According to Kohlberg, morality changes from concrete, externally controlled reasoning in late childhood to more abstract, principled justifications for moral choices in adulthood. A broad range of family, school, peer, and cultural factors foster moral development. As individuals advance through Kohlberg’s stages, moral reasoning becomes more closely related to behavior.
Biological, social, and cognitive forces combine to make early adolescence a period of gender intensification. Over the adolescent years, relationships with parents and siblings change as teenagers strive to establish a healthy balance between connection to and separation from the family. As adolescents spend more time with peers, intimacy and loyalty become central features of friendship. Adolescent peer groups are organized into tightly knit groups called cliques, and as teenagers become interested in dating, several cliques come together to form a crowd. Although peer pressure rises in adolescence, most teenagers do not blindly conform to the dictates of agemates.

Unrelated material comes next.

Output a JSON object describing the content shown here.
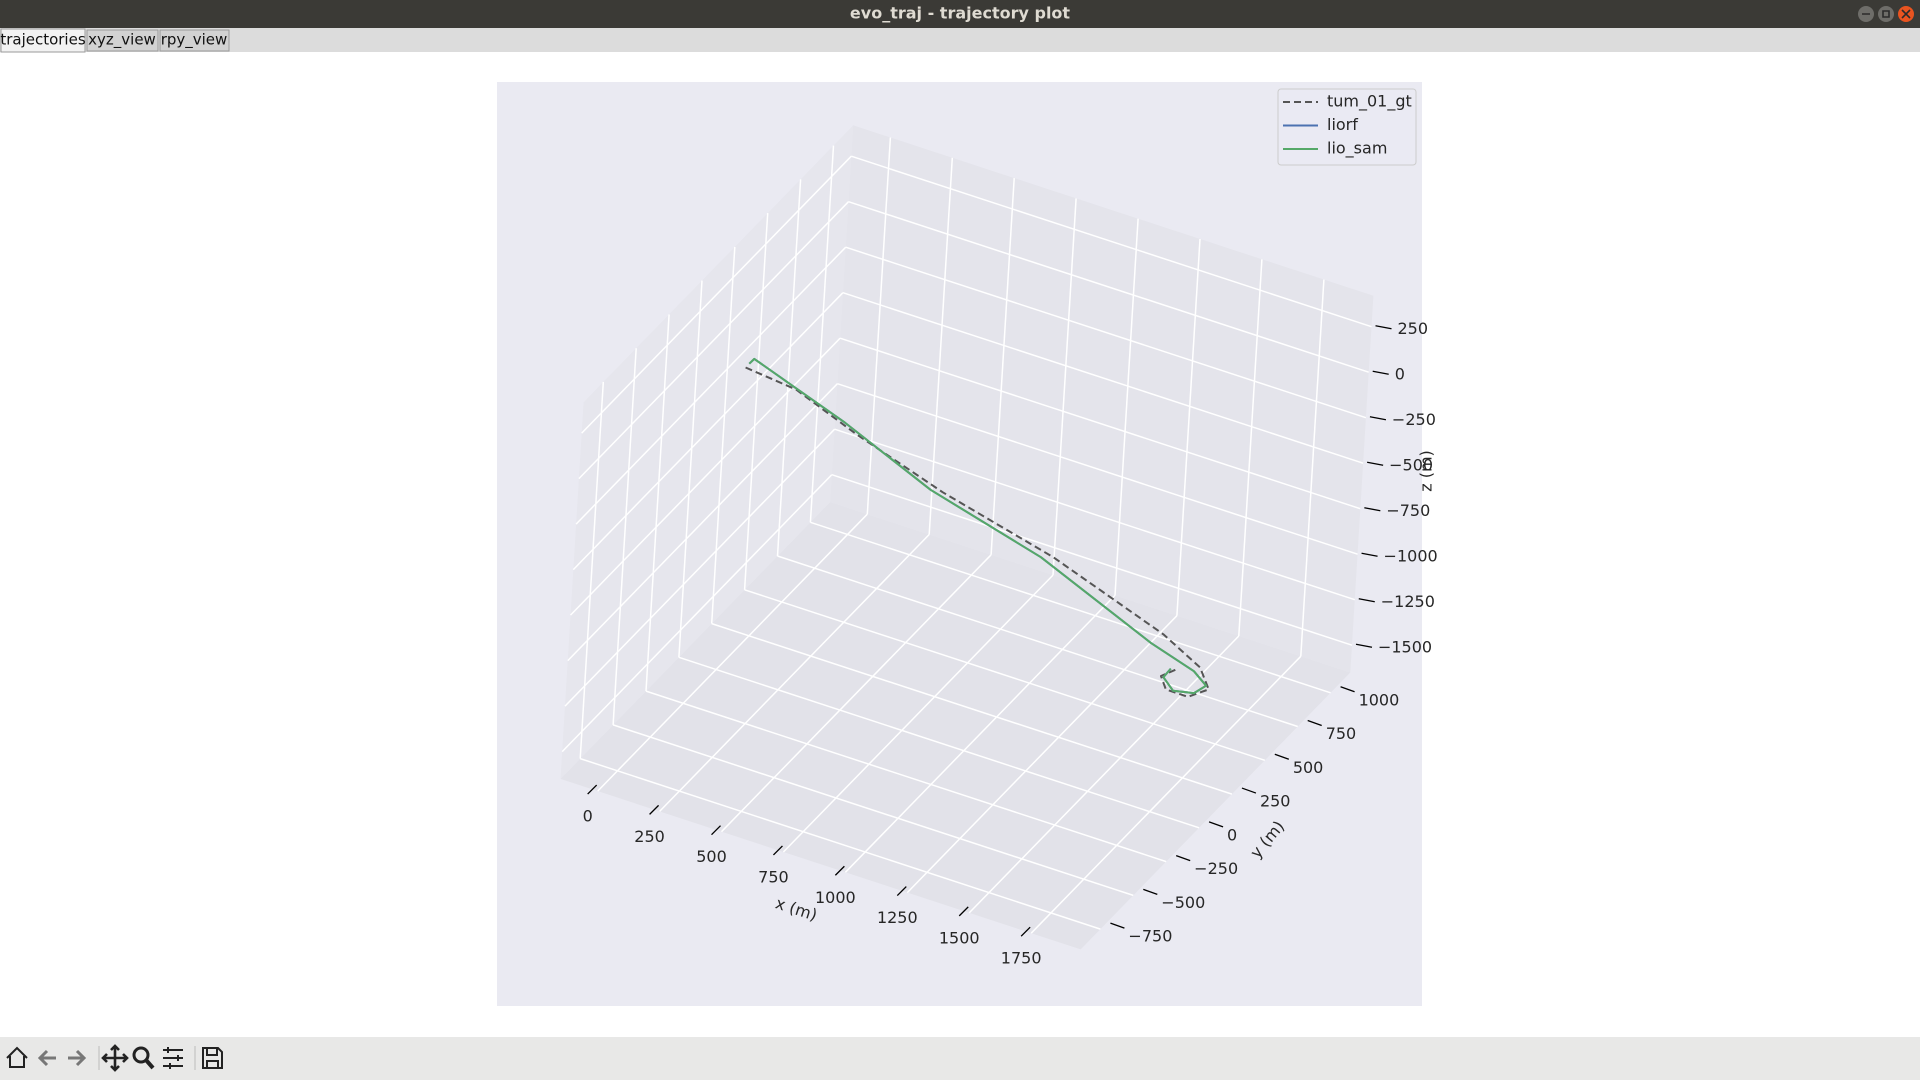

Although most young people move through adolescence with little difficulty, a few encounter major disruptions in development. Depression is the most common psychological problem of the teenage years, influenced by a diverse combination of biological and environmental factors. The suicide rate increases dramatically at adolescence. Many teenagers become involved in some delinquent activity, but only a few are serious or repeat offenders. Family, school, peer, and neighborhood factors are related to delinquency.